Some of the algorithms begin with a step which puts letters which are normally classed as vowels into upper case to indicate that they are to be treated as consonants (the assumption being that the words are presented to the stemmers in lower case). Upper case therefore acts as a flag indicating a consonant.

For example, the English stemmer begins with the step

Set initial y, or y after a vowel, to Y,

giving rise to the following changes,

youth	→	Youth
boy	→	boY
boyish	→	boYish
fly	→	fly
flying	→	flying
syzygy	→	syzygy

This process works from left to right, and if a word contains Vyy, where V is a vowel, the first y is put into upper case, but the second y is left alone, since it is preceded by upper case Y which is a consonant. A sequence Vyyyyy... would be changed to VYyYyY....

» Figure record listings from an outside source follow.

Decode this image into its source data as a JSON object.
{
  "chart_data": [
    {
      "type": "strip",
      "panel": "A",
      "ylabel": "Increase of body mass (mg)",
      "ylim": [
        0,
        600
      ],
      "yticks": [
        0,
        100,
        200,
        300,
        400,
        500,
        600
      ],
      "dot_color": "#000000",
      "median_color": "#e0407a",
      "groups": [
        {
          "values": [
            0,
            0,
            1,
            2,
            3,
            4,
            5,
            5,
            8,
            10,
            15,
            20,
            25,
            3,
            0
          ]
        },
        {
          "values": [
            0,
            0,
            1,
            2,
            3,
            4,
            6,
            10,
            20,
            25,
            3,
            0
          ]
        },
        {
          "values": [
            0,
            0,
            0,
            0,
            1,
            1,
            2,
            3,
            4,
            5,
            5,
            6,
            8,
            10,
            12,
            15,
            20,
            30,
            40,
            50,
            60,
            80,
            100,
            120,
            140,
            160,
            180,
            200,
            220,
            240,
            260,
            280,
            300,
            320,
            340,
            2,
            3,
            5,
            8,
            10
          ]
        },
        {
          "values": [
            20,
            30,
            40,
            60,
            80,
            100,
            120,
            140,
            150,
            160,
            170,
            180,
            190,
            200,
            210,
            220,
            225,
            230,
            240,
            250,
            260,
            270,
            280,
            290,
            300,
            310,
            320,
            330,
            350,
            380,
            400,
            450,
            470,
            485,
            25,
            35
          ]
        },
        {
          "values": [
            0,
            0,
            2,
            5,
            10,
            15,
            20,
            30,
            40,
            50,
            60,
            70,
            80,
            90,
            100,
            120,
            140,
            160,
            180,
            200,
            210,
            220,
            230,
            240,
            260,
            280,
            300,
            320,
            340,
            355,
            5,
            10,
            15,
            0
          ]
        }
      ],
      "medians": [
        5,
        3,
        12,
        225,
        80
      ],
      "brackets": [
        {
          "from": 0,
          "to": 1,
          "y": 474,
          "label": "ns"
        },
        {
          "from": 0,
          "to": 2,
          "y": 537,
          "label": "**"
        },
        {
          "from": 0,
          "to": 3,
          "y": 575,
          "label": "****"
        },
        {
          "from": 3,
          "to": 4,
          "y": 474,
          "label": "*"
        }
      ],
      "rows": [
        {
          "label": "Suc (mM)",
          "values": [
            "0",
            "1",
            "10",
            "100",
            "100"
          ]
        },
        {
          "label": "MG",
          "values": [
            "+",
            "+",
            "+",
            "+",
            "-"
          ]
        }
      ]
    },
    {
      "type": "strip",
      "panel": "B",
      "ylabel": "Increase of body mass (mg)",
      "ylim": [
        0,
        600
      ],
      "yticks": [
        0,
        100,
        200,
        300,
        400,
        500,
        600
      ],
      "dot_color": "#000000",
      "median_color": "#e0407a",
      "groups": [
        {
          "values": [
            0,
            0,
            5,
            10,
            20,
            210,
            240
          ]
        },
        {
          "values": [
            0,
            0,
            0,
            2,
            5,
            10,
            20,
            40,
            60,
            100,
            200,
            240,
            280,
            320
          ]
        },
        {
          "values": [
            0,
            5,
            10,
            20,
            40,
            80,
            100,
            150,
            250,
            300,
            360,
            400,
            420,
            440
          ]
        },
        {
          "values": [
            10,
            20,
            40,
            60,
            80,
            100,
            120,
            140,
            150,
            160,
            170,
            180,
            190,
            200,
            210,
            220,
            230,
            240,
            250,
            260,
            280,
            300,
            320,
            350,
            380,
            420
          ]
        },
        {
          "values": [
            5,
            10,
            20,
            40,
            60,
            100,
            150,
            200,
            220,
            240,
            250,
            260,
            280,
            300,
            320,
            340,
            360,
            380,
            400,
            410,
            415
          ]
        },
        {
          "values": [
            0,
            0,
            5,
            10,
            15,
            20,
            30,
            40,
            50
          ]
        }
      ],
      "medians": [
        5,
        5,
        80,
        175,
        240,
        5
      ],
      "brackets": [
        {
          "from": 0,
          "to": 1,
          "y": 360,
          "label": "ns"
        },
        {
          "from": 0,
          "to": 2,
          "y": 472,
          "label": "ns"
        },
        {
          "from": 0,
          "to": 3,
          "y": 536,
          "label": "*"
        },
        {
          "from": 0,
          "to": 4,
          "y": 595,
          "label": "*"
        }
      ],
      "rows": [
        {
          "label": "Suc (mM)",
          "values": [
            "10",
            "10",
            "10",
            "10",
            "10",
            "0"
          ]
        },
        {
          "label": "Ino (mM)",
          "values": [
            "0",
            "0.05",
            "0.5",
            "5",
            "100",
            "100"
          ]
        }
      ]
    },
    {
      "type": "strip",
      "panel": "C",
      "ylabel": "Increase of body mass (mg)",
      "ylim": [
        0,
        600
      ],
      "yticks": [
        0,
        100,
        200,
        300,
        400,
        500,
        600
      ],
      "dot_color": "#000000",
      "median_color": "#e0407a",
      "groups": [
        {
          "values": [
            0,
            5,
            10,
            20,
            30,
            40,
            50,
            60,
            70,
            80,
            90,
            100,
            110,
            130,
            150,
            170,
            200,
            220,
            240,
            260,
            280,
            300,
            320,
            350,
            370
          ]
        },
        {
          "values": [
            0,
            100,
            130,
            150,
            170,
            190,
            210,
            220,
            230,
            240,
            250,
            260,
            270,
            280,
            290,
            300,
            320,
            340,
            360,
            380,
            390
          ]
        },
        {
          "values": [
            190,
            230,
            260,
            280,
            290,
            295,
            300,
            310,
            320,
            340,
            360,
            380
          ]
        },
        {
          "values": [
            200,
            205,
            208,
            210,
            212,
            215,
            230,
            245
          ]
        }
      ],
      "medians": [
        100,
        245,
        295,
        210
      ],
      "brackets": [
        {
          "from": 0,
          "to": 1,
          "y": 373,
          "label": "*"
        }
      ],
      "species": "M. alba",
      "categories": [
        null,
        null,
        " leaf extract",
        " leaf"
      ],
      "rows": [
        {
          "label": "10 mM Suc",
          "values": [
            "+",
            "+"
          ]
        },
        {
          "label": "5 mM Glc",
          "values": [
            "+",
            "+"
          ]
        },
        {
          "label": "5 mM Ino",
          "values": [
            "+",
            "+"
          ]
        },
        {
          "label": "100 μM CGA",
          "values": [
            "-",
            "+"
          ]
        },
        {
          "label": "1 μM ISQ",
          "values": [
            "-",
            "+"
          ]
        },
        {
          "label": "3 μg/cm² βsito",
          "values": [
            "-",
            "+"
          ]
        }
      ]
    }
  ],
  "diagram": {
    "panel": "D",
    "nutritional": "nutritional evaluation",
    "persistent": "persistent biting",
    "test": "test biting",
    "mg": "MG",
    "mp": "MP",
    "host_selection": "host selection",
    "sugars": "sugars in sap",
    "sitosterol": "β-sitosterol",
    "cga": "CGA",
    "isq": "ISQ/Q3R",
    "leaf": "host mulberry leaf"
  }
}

The combination yy never occurs in English, although it might appear in foreign words:

sayyid

→

saYyid

(A sayyid, my dictionary tells me, is a descendant of Mohammed's daughter Fatima.) But the left-to-right process is significant in other languages, for example French. In French the rule for marking vowels as consonants is,

Put into upper case u or i preceded and followed by a vowel, and y preceded or followed by a vowel. Put u after q into upper case.

which gives rise to,

ennuie		→		ennuIe
inquiétude		→		inqUiétude

In the first word, i is put into upper case since it has a vowel on both sides of it. In the second word, u after q is put into upper case, and again the following i is left alone, since it is preceded by upper case U which is a consonant.